The question becomes: what is the ideal amount of constraint?

This question is one of the fundamental principles integrated into the design of Clixo. Like the art of origami, Clixo is infinitely changeable, but sets of principles guide the way. Designed with a shape and a method of attaching to itself that never runs out of alternatives, Clixo also provides enough structure so that no child is lost at the start. As you discover certain shapes, or sets of shapes, you begin to build a vocabulary of principles that can then be built upon and adapted in new ways.

For example, a child can quickly discover how to make a snake out of Clixo. Once they have that construction internalized, they will then see that possibility when they are trying to make a neck for a giraffe, or legs for a robot. The possibilities are endless, but they are built out of manageable steps.

As parents and adults (but also kids-at-heart), we would do well during these unprecedented times to reflect on how constraints often serve a purpose, or can have a silver lining.

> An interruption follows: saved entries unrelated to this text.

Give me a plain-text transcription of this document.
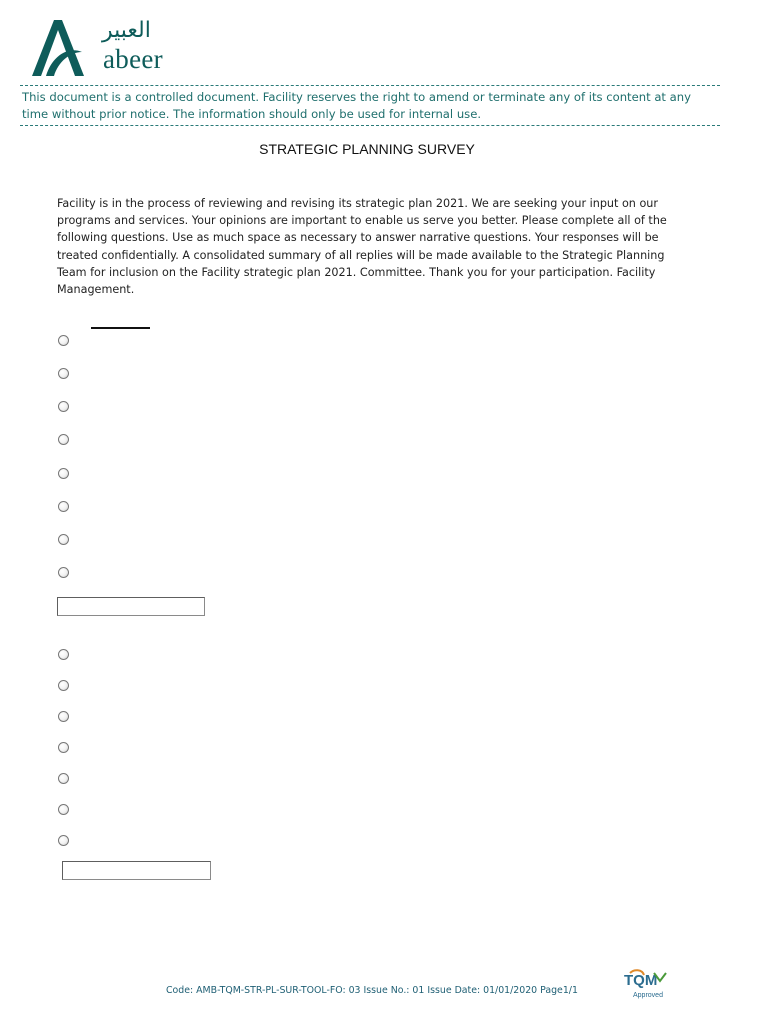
العبير
abeer
This document is a controlled document. Facility reserves the right to amend or terminate any of its content at any time without prior notice. The information should only be used for internal use.
STRATEGIC PLANNING SURVEY
Facility is in the process of reviewing and revising its strategic plan 2021. We are seeking your input on our programs and services. Your opinions are important to enable us serve you better. Please complete all of the following questions. Use as much space as necessary to answer narrative questions. Your responses will be treated confidentially. A consolidated summary of all replies will be made available to the Strategic Planning Team for inclusion on the Facility strategic plan 2021. Committee. Thank you for your participation. Facility Management.
Code: AMB-TQM-STR-PL-SUR-TOOL-FO: 03 Issue No.: 01 Issue Date: 01/01/2020 Page1/1
TQM
Approved
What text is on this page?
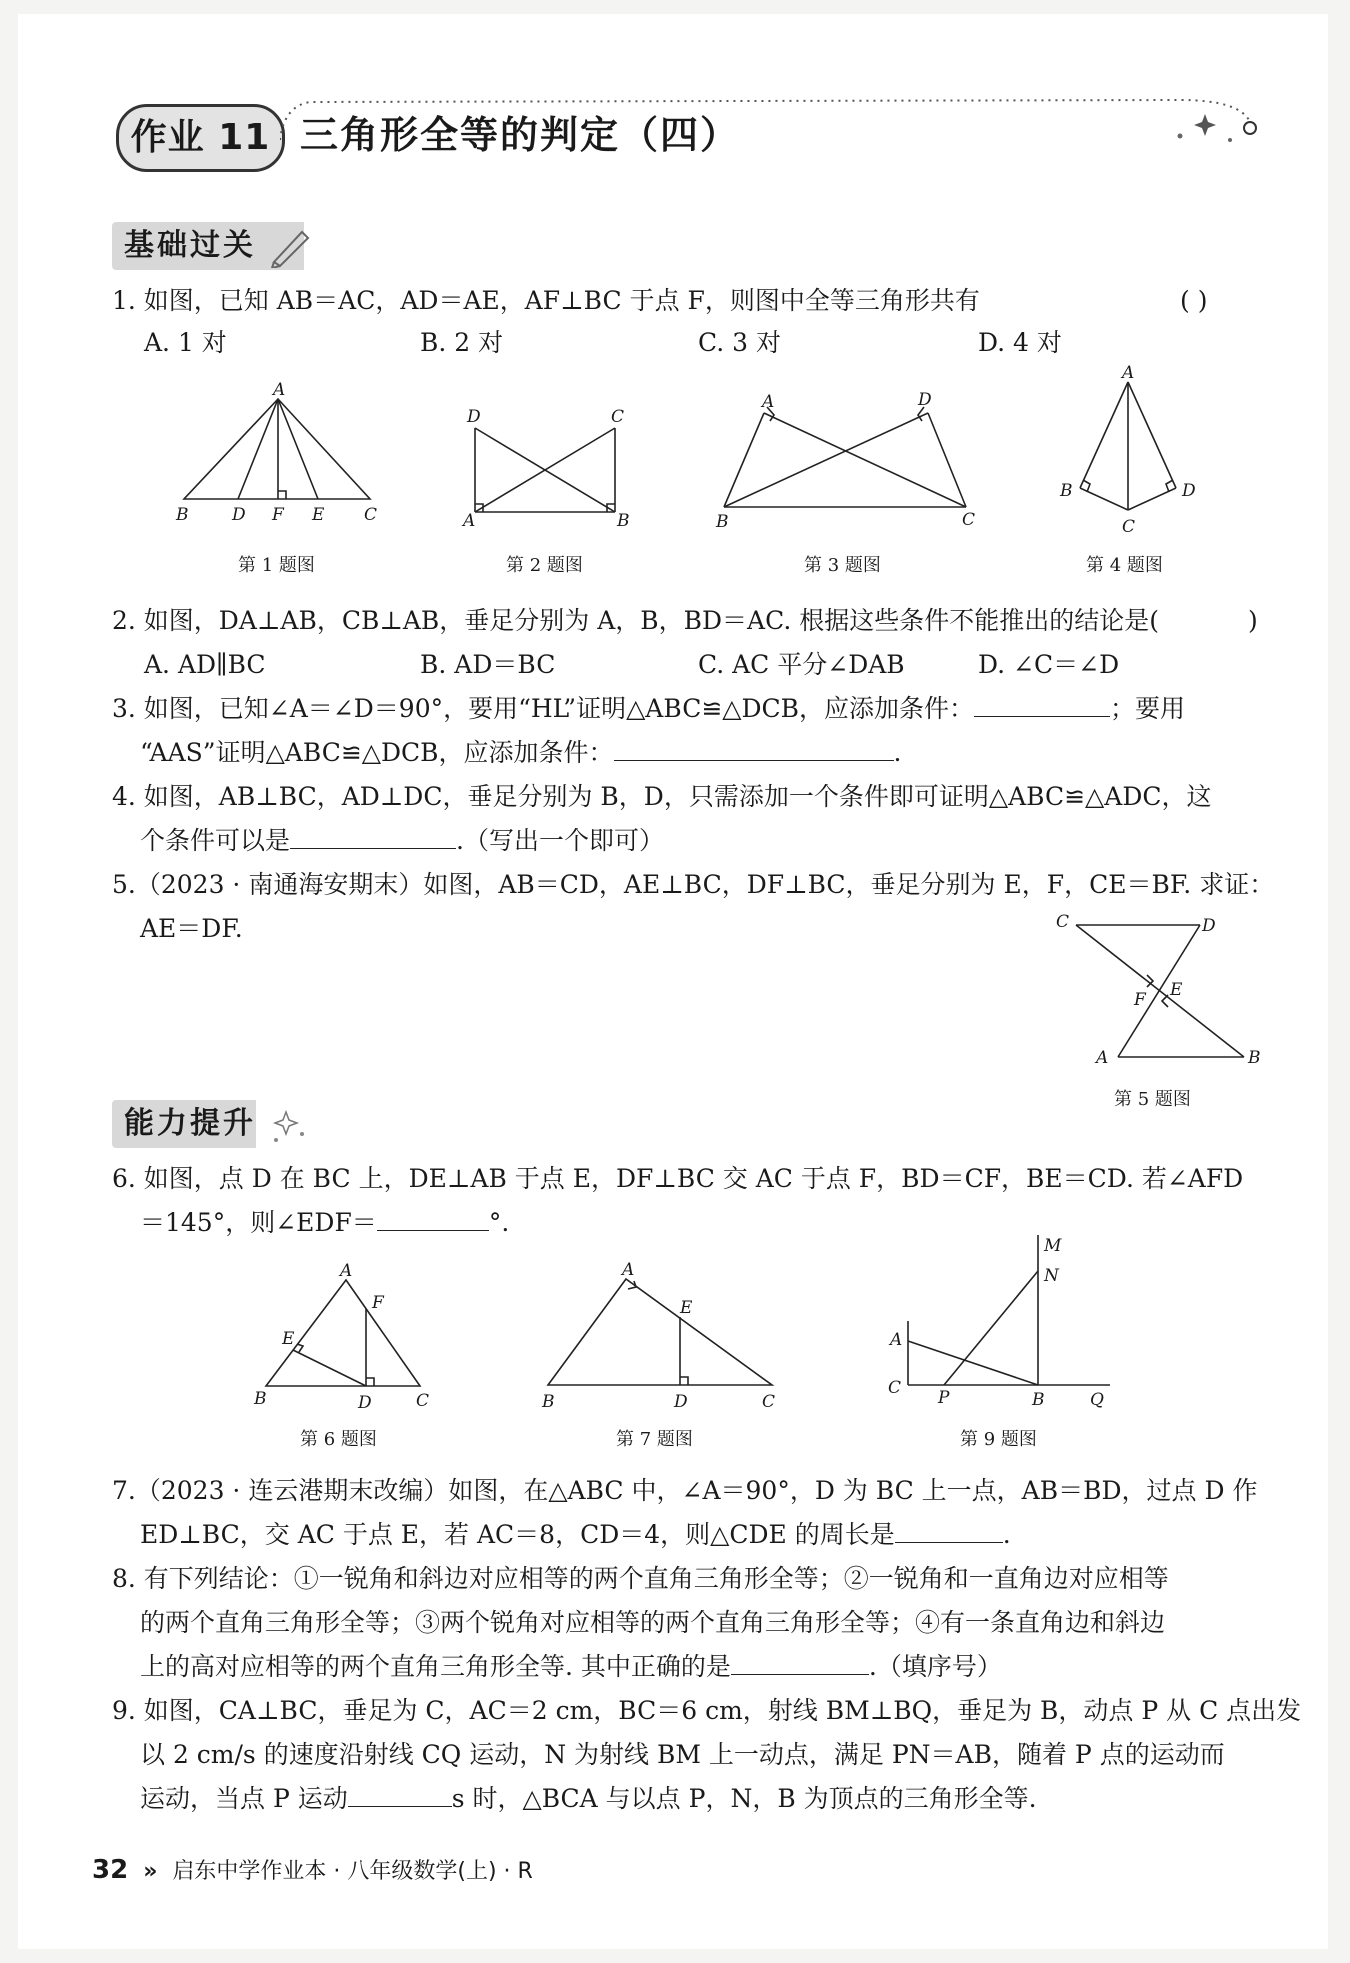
作业 11 三角形全等的判定（四）
基础过关
1. 如图，已知 AB＝AC，AD＝AE，AF⊥BC 于点 F，则图中全等三角形共有	( )
A. 1 对	B. 2 对	C. 3 对	D. 4 对
A
B	D F E C
第 1 题图
D	C
A	B
第 2 题图
A	D
B	C
第 3 题图
A
B	D
C
第 4 题图
2. 如图，DA⊥AB，CB⊥AB，垂足分别为 A，B，BD＝AC. 根据这些条件不能推出的结论是(	)
A. AD∥BC	B. AD＝BC	C. AC 平分∠DAB	D. ∠C＝∠D
3. 如图，已知∠A＝∠D＝90°，要用“HL”证明△ABC≌△DCB，应添加条件：	；要用
“AAS”证明△ABC≌△DCB，应添加条件：	.
4. 如图，AB⊥BC，AD⊥DC，垂足分别为 B，D，只需添加一个条件即可证明△ABC≌△ADC，这
个条件可以是	.（写出一个即可）
5.（2023 · 南通海安期末）如图，AB＝CD，AE⊥BC，DF⊥BC，垂足分别为 E，F，CE＝BF. 求证：
AE＝DF.	C	D
F E
A	B
第 5 题图
能力提升
6. 如图，点 D 在 BC 上，DE⊥AB 于点 E，DF⊥BC 交 AC 于点 F，BD＝CF，BE＝CD. 若∠AFD
＝145°，则∠EDF＝	°.
A
F
E
B	D	C
第 6 题图
A
E
B	D	C
第 7 题图
M
N
A
C P	B	Q
第 9 题图
7.（2023 · 连云港期末改编）如图，在△ABC 中，∠A＝90°，D 为 BC 上一点，AB＝BD，过点 D 作
ED⊥BC，交 AC 于点 E，若 AC＝8，CD＝4，则△CDE 的周长是	.
8. 有下列结论：①一锐角和斜边对应相等的两个直角三角形全等；②一锐角和一直角边对应相等
的两个直角三角形全等；③两个锐角对应相等的两个直角三角形全等；④有一条直角边和斜边
上的高对应相等的两个直角三角形全等. 其中正确的是	.（填序号）
9. 如图，CA⊥BC，垂足为 C，AC＝2 cm，BC＝6 cm，射线 BM⊥BQ，垂足为 B，动点 P 从 C 点出发
以 2 cm/s 的速度沿射线 CQ 运动，N 为射线 BM 上一动点，满足 PN＝AB，随着 P 点的运动而
运动，当点 P 运动	s 时，△BCA 与以点 P，N，B 为顶点的三角形全等.
32 » 启东中学作业本 · 八年级数学(上) · R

As COVID-19 has relegated many of us and our families into our homes, limiting us from playgrounds, playdates, and school, we have been forced to get creative in how we keep our kids engaged. Scrolling through Instagram accounts like Goodnews Movement, one sees slides built out of cardboard boxes, improvised backyard rollercoasters, and whole-family musical productions with lyrics adapted to reflect COVID-19. None of this is to undermine the enormous difficulty and tragedy COVID-19 is, but to offer a gentle reminder that sometimes limits can make us see, engage with, and reimagine things in new ways.

Often, we don’t get to choose what limits us. We take what exists for granted, and utilize it to the best of our ability. What is so wonderful about play, and what children teach us again and again, is how constraints aren’t an end point—they’re a beginning. We can’t play away the laws of gravity or physics, or the materiality or objects, but we can break down our calcified relationship to those boundaries.

Don’t bump up against a constraint and turn back. Hit a constraint and jump off.